When we start something new, it’s always important to follow the right steps. I mean, have you ever tried assembling a wardrobe from IKEA without the instructions? It’s a recipe for disaster. Instead of ending up with a nice piece of furniture to store your clothes, you’ll be lucky if you don’t wind up with a portal to Narnia.
In the same sense, getting the most out of RDM involves taking care of the basics – and one of the essential steps in the process is setting up your Security Provider.
About Security Providers
A Security Provider enables you to encrypt an advanced data source, ensure that hackers (and all other unauthorized users) cannot access configuration information associated with your various entries – even if they have direct access to the database or a backup of the database.
Shared advanced data sources should always – I repeat, always! – be secured with a Security Provider; especially when using the Devolutions Online Database. With that being said, keep in mind that regardless of the Security Provider you choose, passwords stored in data sources are ALWAYS protected with AES 256-bit encryption.
Before setting up a Security Provider (or making changes to an existing Security Provider), you need to get prepared by doing the following:
- Ensure all users are disconnected from the data source.
- If you already have entries in your database, we strongly recommend creating a backup before continuing. The new Security Provider will apply to the ENTIRE database – not just new entries.
- If dealing with a great number of entries in your database, we strongly recommend performing all clean up tasks (logs, entries, deleted history and pack data source).
Setting Up a Security Provider
Now you’re ready to set everything up. Here’s what to do:
- Go to Administration– Security Provider– Change Security Settings.
- Click on the dropdown menu and select the security type you wish to use. Your options are Default, Shared Passphrase or Certificate. Here is a summary of each:
Default: This is the legacy Security Provider. Data will be encrypted if the entry configuration is set accordingly in the advanced settings of the entries.

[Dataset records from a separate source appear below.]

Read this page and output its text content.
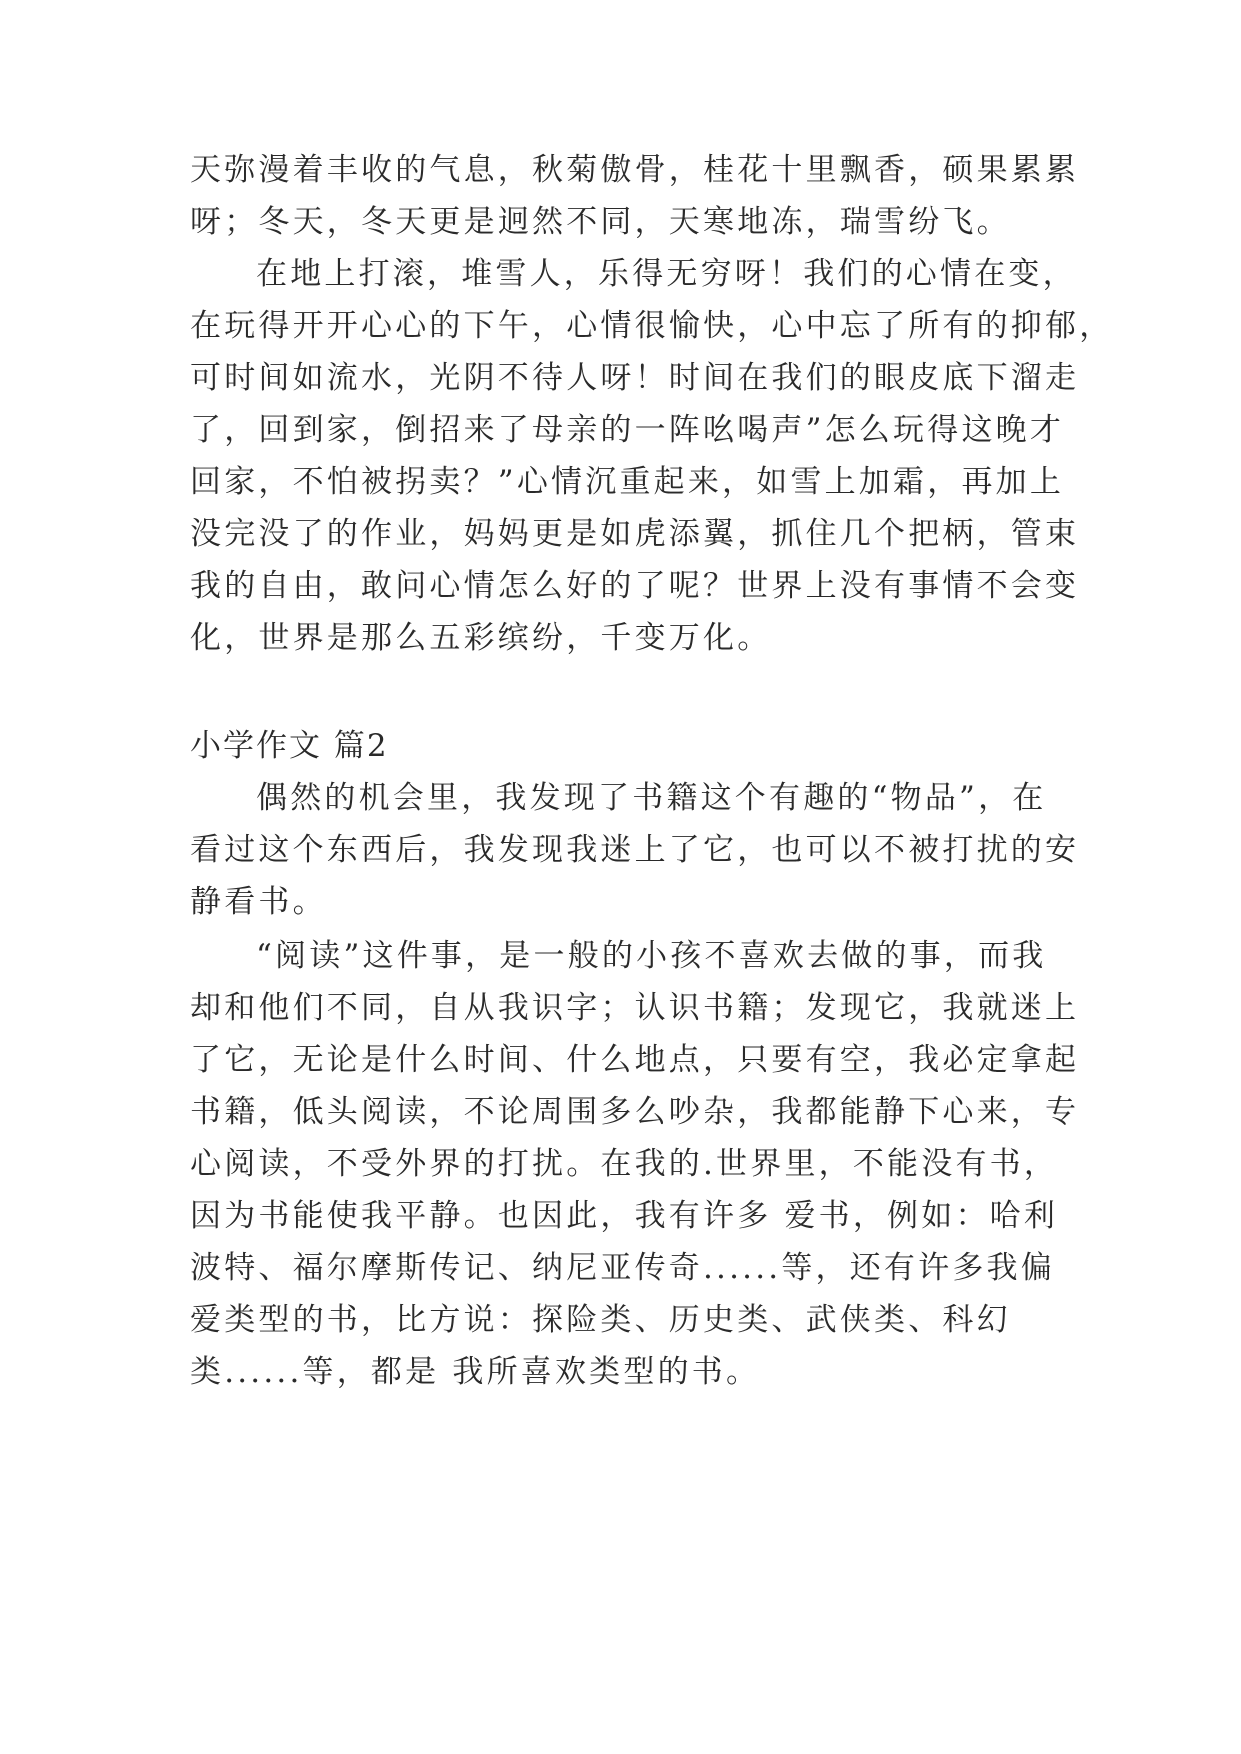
天弥漫着丰收的气息，秋菊傲骨，桂花十里飘香，硕果累累
呀；冬天，冬天更是迥然不同，天寒地冻，瑞雪纷飞。
在地上打滚，堆雪人，乐得无穷呀！我们的心情在变，
在玩得开开心心的下午，心情很愉快，心中忘了所有的抑郁，
可时间如流水，光阴不待人呀！时间在我们的眼皮底下溜走
了，回到家，倒招来了母亲的一阵吆喝声”怎么玩得这晚才
回家，不怕被拐卖？”心情沉重起来，如雪上加霜，再加上
没完没了的作业，妈妈更是如虎添翼，抓住几个把柄，管束
我的自由，敢问心情怎么好的了呢？世界上没有事情不会变
化，世界是那么五彩缤纷，千变万化。
小学作文 篇2
偶然的机会里，我发现了书籍这个有趣的“物品”，在
看过这个东西后，我发现我迷上了它，也可以不被打扰的安
静看书。
“阅读”这件事，是一般的小孩不喜欢去做的事，而我
却和他们不同，自从我识字；认识书籍；发现它，我就迷上
了它，无论是什么时间、什么地点，只要有空，我必定拿起
书籍，低头阅读，不论周围多么吵杂，我都能静下心来，专
心阅读，不受外界的打扰。在我的.世界里，不能没有书，
因为书能使我平静。也因此，我有许多 爱书，例如：哈利
波特、福尔摩斯传记、纳尼亚传奇......等，还有许多我偏
爱类型的书，比方说：探险类、历史类、武侠类、科幻
类......等，都是 我所喜欢类型的书。
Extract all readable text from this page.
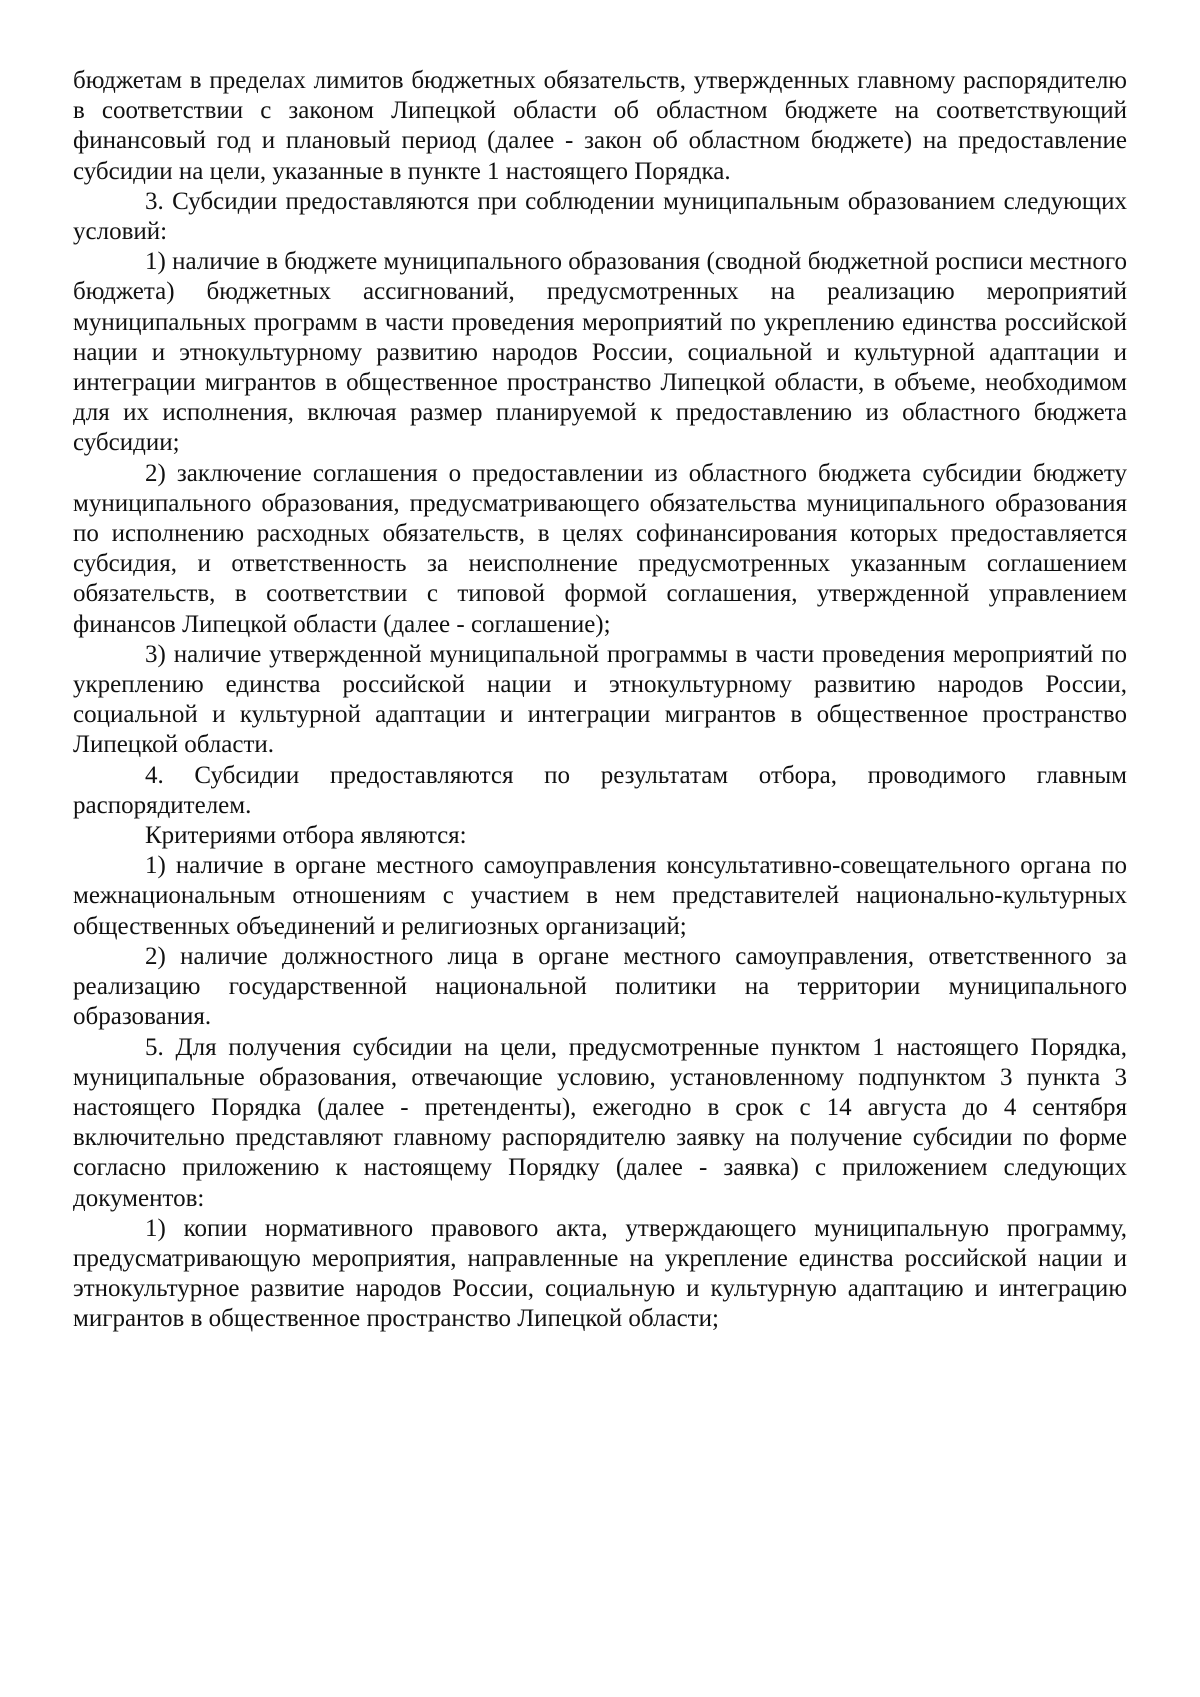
бюджетам в пределах лимитов бюджетных обязательств, утвержденных главному распорядителю в соответствии с законом Липецкой области об областном бюджете на соответствующий финансовый год и плановый период (далее - закон об областном бюджете) на предоставление субсидии на цели, указанные в пункте 1 настоящего Порядка.

3. Субсидии предоставляются при соблюдении муниципальным образованием следующих условий:

1) наличие в бюджете муниципального образования (сводной бюджетной росписи местного бюджета) бюджетных ассигнований, предусмотренных на реализацию мероприятий муниципальных программ в части проведения мероприятий по укреплению единства российской нации и этнокультурному развитию народов России, социальной и культурной адаптации и интеграции мигрантов в общественное пространство Липецкой области, в объеме, необходимом для их исполнения, включая размер планируемой к предоставлению из областного бюджета субсидии;

2) заключение соглашения о предоставлении из областного бюджета субсидии бюджету муниципального образования, предусматривающего обязательства муниципального образования по исполнению расходных обязательств, в целях софинансирования которых предоставляется субсидия, и ответственность за неисполнение предусмотренных указанным соглашением обязательств, в соответствии с типовой формой соглашения, утвержденной управлением финансов Липецкой области (далее - соглашение);

3) наличие утвержденной муниципальной программы в части проведения мероприятий по укреплению единства российской нации и этнокультурному развитию народов России, социальной и культурной адаптации и интеграции мигрантов в общественное пространство Липецкой области.

4. Субсидии предоставляются по результатам отбора, проводимого главным распорядителем.

Критериями отбора являются:

1) наличие в органе местного самоуправления консультативно-совещательного органа по межнациональным отношениям с участием в нем представителей национально-культурных общественных объединений и религиозных организаций;

2) наличие должностного лица в органе местного самоуправления, ответственного за реализацию государственной национальной политики на территории муниципального образования.

5. Для получения субсидии на цели, предусмотренные пунктом 1 настоящего Порядка, муниципальные образования, отвечающие условию, установленному подпунктом 3 пункта 3 настоящего Порядка (далее - претенденты), ежегодно в срок с 14 августа до 4 сентября включительно представляют главному распорядителю заявку на получение субсидии по форме согласно приложению к настоящему Порядку (далее - заявка) с приложением следующих документов:

1) копии нормативного правового акта, утверждающего муниципальную программу, предусматривающую мероприятия, направленные на укрепление единства российской нации и этнокультурное развитие народов России, социальную и культурную адаптацию и интеграцию мигрантов в общественное пространство Липецкой области;
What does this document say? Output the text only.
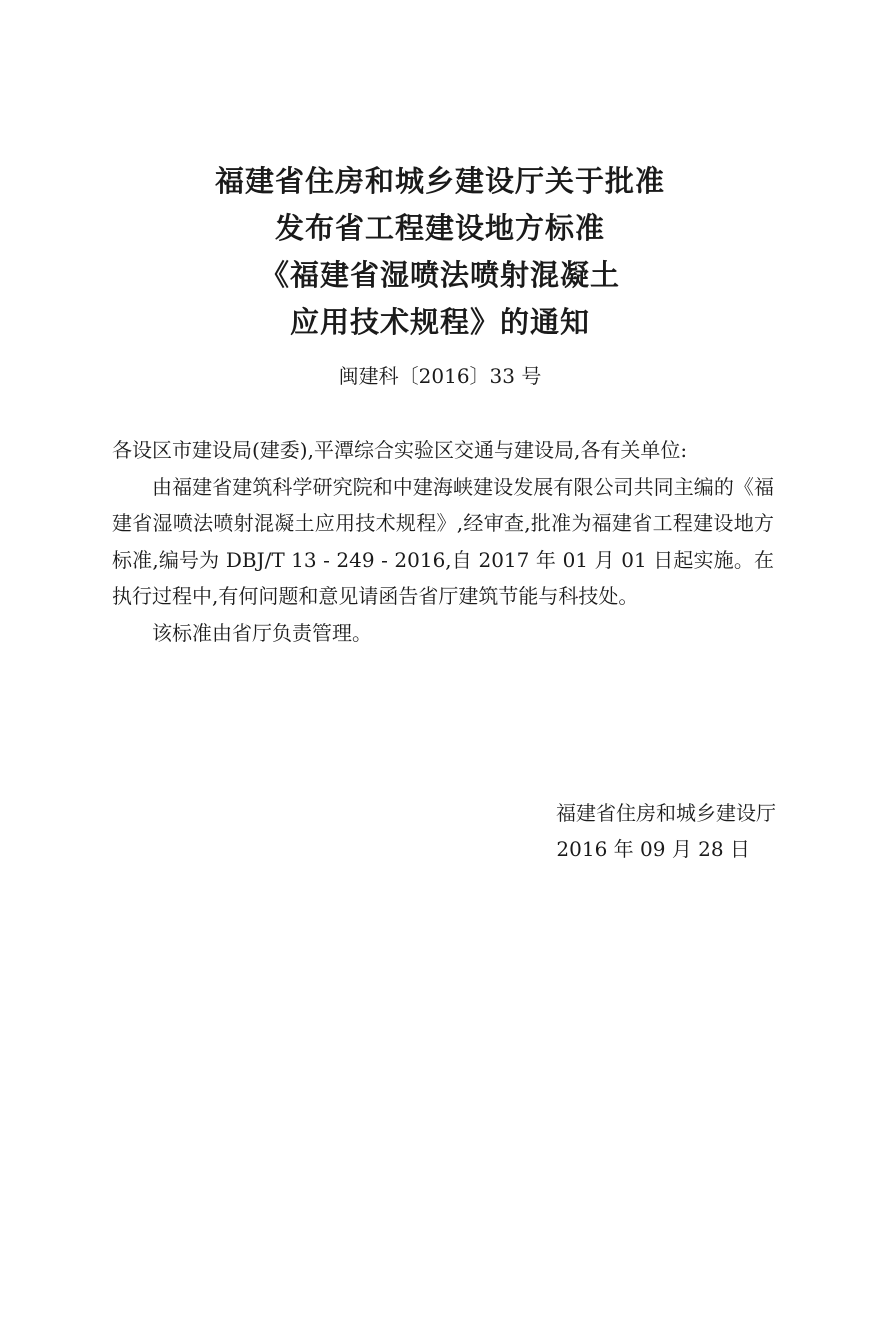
福建省住房和城乡建设厅关于批准
发布省工程建设地方标准
《福建省湿喷法喷射混凝土
应用技术规程》的通知
闽建科〔2016〕33 号

各设区市建设局(建委),平潭综合实验区交通与建设局,各有关单位:

由福建省建筑科学研究院和中建海峡建设发展有限公司共同主编的《福建省湿喷法喷射混凝土应用技术规程》,经审查,批准为福建省工程建设地方标准,编号为 DBJ/T 13 - 249 - 2016,自 2017 年 01 月 01 日起实施。在执行过程中,有何问题和意见请函告省厅建筑节能与科技处。

该标准由省厅负责管理。

福建省住房和城乡建设厅
2016 年 09 月 28 日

Shared Passphrase: This will encrypt your entry configuration data using a mix of keys stored in Remote Desktop Manager and the passphrase that you've entered. The passphrase is only required when configuring the data source. However, you can also enable a policy to prompt users for the passphrase every time they connect to the data source. Important: don’t forget your passphrase! If that happens, then absolutely NOTHING can be done to recover your data. Even Aslan from Narnia can’t help you. Make sure to keep your passphrase in a safe and secure location.
Certificate: This will encrypt your entry configuration data using a mix of keys stored in Remote Desktop Manager and the private key contained in the certificate.
- Once you’ve selected your Security Provider, simply click Apply to save your changes.
Keep in mind that it may take some time if you are changing a data source that has many entries. But trust me: the extra security and peace of mind is worth it. You’ll be as happy as the IKEA man!